Dissecting Kennedy’s returnBy
The Yanks and Devil Rays are still slugging it out, and the three of us will all be out for the evening by the time this game wraps up. As the Yanks trail the Rays, though, we can talk briefly about Ian Kennedy’s return from the Minors.
On the surface,the numbers aren’t that pretty. He gave up five earned runs on two home runs — his second and third allowed of the season — in just five innings of work. His ERA is holding steady on the season around 8.48. But despite these numbers, there’s still a lot to like from Kennedy’s start tonight.
First, we can look at his pitch count and breathe a sigh of relief.
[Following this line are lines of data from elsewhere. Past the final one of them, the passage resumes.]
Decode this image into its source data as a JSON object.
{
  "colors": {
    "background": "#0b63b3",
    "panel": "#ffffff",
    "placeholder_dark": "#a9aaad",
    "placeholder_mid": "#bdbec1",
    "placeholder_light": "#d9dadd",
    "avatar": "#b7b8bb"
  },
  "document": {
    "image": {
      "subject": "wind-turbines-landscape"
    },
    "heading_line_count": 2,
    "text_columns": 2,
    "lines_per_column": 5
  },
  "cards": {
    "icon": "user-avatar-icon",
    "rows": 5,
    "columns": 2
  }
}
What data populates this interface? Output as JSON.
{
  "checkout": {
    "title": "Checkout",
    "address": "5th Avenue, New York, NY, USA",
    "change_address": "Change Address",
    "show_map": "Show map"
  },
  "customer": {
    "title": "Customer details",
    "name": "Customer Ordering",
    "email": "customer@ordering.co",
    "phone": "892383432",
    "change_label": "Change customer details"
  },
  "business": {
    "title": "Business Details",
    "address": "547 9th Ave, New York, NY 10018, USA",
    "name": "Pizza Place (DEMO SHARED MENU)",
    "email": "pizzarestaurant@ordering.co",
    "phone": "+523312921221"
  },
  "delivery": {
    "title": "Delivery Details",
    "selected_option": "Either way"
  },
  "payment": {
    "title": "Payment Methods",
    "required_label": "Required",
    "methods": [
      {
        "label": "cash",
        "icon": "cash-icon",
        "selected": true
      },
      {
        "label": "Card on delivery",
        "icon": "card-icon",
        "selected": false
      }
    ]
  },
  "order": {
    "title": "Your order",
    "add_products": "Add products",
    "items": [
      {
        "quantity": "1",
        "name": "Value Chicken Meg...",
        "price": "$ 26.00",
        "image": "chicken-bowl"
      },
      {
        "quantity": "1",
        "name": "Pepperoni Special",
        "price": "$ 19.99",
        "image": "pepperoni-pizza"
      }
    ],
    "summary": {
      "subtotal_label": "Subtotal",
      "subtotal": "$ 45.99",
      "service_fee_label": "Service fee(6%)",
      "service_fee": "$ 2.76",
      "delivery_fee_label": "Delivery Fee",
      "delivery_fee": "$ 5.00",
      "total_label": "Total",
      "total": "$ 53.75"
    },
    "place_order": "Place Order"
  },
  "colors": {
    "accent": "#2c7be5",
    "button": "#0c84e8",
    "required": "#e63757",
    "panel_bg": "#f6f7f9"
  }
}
While ol’ quick-to-the-bullpen Girardi yanked Kennedy after just five innings, it wasn’t because he had thrown an astronomical amount of pitched. In fact, Kennedy threw just 78 pitches and 49 of them (or 63 percent) for strikes. Except for a brief spell in the fourth, he wasn’t shy about throwing the balls over the plate and attacking hitters. This is a big change for Kennedy.
Next — and I touched upon it briefly above — his entire approach to pitching was better. He was content throwing strikes and letting hitters put the ball in the play. He had seven ground ball outs and five air outs, and he did only allow five hits while keeping his walk total down. His approach was a heckuva lot better than watching Kei Igawa chuck waist-high fastballs at the opposing hitters. You can see what Kennedy has, and it shows promise.
I know a lot of Yankee fans don’t like Ian Kennedy’s stuff. They see him as some soft-tossing junk-ball pitcher whom the Yanks should use as trade bait, but that’s just not the case. Kennedy doesn’t have the electric stuff of a Joba Chamberlain, but he will succeed. As a first step back to the Majors today, his outing could have gone a whole lot better, but it could have been way worse. He showed a marked improvement from the way he was throwing in April, and no matter what, I’d rather see Kennedy up there than Igawa any day.